Institute Computing and Networking Policies
Georgia Tech maintains a set of Institute-Level policies, standards and procedures that are intended to provide guidance regarding what resources should be secured, how they should be secured, and why they should be secured. The purpose of these policies, standards and procedures is not to inhibit the primary missions of the Institute, but rather to protect its resources and users. Any person who uses the Institute's information technology resources consents to the provisions of several policies and agrees to comply with all of the terms and conditions, and with all applicable state and federal laws and regulations. Policies and procedures of note include:
- Computer & Network Usage and Security Policy (CNUSP)
- Computer & Network Security Procedures
- GT Data Access Policy (DAP)
- Or, visit OIT's web page to see All Security-Related IT Policies
In addition, TSO develops IT policies and procedures local to CoC to further protect the College:
Incident Management & Reporting
When OIT or TSO discovers that an intruder has gained unauthorized access to a computer system, we analyze the situation, determine the breadth of the compromise, take corrective action and provide reports for our leadership if necessary. The work involves employing sound computer forensics methods with the aim of identifying, preserving, recovering, analyzing and presenting facts and opinions about the incident. TSO works together with CoC users to manage incidents that involve their computers or data, and in turn act as liaison to OIT/IS to assure that resolution is achieved.
System & Network Logging
System and network logging is the process of automatically recording events, typically using the base operating system features, in order to provide an audit trail that can be used to understand the activity of a system or application. TSO managed systems are configured to automatically log events both locally and to central log servers.

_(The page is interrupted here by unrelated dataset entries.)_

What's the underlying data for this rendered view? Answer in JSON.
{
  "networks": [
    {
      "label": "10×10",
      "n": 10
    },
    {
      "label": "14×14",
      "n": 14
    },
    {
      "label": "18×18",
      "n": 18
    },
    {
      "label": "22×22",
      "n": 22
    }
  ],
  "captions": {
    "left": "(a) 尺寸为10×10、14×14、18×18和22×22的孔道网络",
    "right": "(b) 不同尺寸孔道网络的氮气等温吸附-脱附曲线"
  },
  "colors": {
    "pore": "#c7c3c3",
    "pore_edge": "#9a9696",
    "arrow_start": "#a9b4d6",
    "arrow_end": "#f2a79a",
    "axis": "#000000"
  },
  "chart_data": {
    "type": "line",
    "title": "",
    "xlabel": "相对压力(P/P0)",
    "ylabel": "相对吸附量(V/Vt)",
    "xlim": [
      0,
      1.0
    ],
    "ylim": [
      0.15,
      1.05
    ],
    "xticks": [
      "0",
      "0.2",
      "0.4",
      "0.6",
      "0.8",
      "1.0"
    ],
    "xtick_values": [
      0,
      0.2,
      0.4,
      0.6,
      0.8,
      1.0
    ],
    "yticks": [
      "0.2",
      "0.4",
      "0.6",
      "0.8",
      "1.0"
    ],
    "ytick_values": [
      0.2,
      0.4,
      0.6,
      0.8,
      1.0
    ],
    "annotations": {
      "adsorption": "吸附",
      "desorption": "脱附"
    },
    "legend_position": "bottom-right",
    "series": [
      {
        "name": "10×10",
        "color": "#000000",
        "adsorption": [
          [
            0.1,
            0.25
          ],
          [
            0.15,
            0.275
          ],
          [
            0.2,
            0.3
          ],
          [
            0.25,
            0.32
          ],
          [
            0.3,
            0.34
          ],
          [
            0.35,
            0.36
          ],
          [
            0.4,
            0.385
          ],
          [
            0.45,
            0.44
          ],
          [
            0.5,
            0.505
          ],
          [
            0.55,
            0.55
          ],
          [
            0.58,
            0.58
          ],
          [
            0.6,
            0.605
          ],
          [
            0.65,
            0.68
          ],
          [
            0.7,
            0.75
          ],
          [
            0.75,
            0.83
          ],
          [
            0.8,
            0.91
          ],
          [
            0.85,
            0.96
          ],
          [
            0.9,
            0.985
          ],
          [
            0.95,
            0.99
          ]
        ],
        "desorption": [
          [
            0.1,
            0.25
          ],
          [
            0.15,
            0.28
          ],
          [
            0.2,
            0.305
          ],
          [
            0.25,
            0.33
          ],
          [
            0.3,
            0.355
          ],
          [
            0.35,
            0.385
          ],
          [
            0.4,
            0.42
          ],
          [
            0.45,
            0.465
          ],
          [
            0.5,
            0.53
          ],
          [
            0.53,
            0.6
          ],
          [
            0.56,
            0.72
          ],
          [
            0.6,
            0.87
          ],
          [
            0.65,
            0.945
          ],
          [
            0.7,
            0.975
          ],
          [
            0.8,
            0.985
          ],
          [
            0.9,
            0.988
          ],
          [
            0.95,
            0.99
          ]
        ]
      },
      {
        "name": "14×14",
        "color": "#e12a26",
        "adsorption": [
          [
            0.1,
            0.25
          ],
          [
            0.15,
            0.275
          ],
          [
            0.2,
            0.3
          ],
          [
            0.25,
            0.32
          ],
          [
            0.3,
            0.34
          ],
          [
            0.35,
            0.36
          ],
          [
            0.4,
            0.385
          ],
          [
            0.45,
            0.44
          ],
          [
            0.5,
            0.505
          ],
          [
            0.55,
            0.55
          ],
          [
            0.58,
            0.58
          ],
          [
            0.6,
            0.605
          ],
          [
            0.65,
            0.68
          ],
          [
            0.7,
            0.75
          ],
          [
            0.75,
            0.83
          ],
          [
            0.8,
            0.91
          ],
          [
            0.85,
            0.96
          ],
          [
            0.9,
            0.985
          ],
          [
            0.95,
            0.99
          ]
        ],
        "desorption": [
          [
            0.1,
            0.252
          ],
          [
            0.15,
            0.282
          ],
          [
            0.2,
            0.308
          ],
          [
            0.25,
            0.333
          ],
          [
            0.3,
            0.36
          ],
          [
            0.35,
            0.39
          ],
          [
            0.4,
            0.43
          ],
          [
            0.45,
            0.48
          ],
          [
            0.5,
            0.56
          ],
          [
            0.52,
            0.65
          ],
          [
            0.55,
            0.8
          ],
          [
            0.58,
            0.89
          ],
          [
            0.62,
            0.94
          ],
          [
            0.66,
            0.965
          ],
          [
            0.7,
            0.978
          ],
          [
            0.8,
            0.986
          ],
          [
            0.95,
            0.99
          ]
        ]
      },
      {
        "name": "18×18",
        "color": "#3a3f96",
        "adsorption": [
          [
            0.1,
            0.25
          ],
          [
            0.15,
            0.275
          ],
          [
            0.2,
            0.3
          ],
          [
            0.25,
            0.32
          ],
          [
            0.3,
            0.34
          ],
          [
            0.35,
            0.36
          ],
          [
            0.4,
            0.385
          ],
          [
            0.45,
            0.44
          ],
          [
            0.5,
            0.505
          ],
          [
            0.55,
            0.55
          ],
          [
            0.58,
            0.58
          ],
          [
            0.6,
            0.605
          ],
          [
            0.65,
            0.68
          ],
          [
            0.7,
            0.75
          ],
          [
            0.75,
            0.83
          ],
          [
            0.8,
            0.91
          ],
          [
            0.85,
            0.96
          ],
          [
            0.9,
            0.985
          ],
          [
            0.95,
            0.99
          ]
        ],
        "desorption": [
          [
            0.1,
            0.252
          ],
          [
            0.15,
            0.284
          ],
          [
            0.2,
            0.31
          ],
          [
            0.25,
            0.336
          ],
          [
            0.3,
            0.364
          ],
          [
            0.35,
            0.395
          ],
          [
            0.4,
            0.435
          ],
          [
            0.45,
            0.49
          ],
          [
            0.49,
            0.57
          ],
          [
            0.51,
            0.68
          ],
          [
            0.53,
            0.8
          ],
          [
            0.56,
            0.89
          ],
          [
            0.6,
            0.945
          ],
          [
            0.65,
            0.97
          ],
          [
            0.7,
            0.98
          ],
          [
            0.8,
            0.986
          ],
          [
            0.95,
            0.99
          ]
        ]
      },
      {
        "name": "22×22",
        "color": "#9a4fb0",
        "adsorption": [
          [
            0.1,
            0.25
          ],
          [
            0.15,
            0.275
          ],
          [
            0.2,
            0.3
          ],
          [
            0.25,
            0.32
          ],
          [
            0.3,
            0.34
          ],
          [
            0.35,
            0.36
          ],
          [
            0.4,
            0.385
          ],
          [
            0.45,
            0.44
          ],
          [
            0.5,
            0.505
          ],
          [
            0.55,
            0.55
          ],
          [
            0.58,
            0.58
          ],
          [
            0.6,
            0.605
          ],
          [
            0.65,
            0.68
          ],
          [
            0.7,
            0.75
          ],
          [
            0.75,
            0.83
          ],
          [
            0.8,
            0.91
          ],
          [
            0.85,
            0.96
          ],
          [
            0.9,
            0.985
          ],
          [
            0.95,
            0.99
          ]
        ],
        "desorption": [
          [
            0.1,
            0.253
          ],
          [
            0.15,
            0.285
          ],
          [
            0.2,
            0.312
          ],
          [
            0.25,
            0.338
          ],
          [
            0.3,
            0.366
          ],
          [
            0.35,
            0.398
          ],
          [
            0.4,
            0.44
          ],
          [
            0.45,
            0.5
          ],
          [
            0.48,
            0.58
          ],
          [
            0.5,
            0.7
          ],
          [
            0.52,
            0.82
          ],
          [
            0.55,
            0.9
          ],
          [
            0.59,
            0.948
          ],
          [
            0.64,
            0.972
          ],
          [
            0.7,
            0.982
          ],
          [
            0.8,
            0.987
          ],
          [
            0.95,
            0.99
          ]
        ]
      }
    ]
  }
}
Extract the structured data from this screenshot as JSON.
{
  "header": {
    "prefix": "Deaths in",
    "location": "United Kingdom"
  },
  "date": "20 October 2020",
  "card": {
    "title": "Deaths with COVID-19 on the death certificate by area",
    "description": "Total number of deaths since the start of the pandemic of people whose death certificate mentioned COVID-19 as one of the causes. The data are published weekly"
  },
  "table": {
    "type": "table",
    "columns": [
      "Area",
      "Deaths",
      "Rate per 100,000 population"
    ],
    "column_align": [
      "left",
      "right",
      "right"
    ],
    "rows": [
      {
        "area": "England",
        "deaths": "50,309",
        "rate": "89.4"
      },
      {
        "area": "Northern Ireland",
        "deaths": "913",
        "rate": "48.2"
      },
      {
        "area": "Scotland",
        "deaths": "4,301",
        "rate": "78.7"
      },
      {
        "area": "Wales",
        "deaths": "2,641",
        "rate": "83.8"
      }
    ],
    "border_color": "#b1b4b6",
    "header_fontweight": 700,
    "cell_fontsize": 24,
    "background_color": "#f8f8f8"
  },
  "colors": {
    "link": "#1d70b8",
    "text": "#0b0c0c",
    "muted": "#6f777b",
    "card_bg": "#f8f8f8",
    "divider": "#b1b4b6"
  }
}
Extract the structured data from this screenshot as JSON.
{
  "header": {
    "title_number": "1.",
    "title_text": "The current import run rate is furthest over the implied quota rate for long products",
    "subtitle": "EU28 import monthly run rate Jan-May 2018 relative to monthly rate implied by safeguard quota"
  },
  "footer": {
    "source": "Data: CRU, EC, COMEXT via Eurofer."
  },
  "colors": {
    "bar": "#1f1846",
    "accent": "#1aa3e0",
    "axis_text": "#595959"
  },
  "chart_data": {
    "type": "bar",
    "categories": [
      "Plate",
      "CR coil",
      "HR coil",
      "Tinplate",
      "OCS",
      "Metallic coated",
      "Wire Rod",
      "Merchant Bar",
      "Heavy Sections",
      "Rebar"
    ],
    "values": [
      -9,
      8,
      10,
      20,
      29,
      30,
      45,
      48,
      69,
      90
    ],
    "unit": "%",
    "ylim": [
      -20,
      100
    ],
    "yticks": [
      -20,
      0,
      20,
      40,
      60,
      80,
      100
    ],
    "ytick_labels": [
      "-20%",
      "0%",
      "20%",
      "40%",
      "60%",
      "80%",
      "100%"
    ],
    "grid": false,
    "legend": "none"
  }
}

Network Scanning & Analysis
To assess the security of desktops, laptops and servers, Georgia Tech uses a vulnerability management solution called QualysGuard. This system provides delegated administration to Units (e.g. CoC) for classifying assets, scanning network space, remediating issues, and reporting on vulnerability trends within a Unit or the Institute. This systematic examination of hosts on the CoC network helps TSO determine the adequacy of security measures, identify security deficiencies, provide data from which to predict the effectiveness of proposed information security measures, and confirm the adequacy of such measures after implementation.